Visually, this is one of the most stunning productions Roundabout has ever mounted, although it does feel like the show has been squeezed into a smaller space than it should have been. David Rockwell's playful art deco sets perfectly encapsulate the evening's tone, and he has come up with some startlingly effective solutions to the musical's many scenic demands. Costumer William Ivey Long has done it again with his period perfect costumes, all candy colored hues and sophisticated elegance. And everything is beautifully lit by Donald Holder, whose creative lighting design helps to supplement Rockwell's sets in a way that the show feels even more expansive than it already is.
Unfortunately, while director Scott Ellis has done a commendable job staging this production, he rarely utilizes his cast or the material in the best way possible. Perhaps Ellis is just exhausted (he already directed this season's You Can't Take It With You and The Elephant Man), but there is a lack of tonal cohesion in this revival that occasionally yields chuckles when it's obvious belly laughs were desired. The gifted cast can sometimes come across as frantic, and Ellis has allowed a few too many contemporary mannerisms to sneak into his blocking. While these often produce laughs, it ultimately comes at the expense of being true to the characters, making some moments stick out for the wrong reasons. At the same time, the material hasn't aged particularly well, and the fact that this production is as enjoyable as it is speaks highly of Ellis' work.
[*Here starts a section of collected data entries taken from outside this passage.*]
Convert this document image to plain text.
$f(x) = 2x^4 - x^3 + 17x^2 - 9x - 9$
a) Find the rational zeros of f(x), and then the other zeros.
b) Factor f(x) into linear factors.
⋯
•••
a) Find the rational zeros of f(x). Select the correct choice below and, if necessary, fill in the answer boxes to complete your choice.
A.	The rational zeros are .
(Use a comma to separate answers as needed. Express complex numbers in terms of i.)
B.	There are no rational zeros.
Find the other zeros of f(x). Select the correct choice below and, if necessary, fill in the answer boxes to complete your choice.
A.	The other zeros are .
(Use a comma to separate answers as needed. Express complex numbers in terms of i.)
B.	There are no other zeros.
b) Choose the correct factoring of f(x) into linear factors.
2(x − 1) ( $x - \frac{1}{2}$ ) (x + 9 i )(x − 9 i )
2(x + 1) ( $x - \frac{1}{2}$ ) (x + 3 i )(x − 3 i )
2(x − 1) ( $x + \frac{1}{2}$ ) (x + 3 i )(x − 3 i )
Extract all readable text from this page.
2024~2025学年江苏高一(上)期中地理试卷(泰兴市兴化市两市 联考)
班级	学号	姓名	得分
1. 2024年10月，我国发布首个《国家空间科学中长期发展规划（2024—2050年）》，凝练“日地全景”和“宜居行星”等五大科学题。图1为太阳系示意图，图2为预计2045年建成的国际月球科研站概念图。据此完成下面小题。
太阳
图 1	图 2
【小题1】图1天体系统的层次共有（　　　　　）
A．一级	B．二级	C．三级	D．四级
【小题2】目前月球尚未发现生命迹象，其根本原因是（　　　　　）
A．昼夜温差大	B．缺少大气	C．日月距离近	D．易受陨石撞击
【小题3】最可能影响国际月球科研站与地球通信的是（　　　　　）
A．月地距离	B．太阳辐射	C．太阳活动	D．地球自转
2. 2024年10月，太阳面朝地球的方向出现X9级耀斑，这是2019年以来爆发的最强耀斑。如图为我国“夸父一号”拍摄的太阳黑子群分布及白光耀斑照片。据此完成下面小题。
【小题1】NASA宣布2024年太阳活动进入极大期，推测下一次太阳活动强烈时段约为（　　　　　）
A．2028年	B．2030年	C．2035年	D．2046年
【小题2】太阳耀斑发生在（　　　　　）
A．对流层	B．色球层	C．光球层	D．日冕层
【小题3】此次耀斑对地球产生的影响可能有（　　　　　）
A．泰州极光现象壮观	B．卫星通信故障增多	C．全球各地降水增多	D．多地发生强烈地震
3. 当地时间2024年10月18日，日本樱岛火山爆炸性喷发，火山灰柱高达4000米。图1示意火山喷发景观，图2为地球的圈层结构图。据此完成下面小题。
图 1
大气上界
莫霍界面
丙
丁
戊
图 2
For most theatergoers, the main attraction of this production is the chance to Chenoweth return to the stage after years of film, TV, and concert work. And in that light, On the Twentieth Century is a resounding success, proving once again that given the right material there are few women funnier than Chenoweth (and no musical comedienne can touch her operatic soprano). Roundabout has pulled out all the stops on this production and it shows, from the first rate cast to the beautiful production design. This revival fails to completely overcome the more dated aspects of the material, but there are far worse ways to spend a night in the theatre, and hopefully this production will remind the industry that someone really needs to build a new show around Chenoweth's unique talents. She certainly deserves it.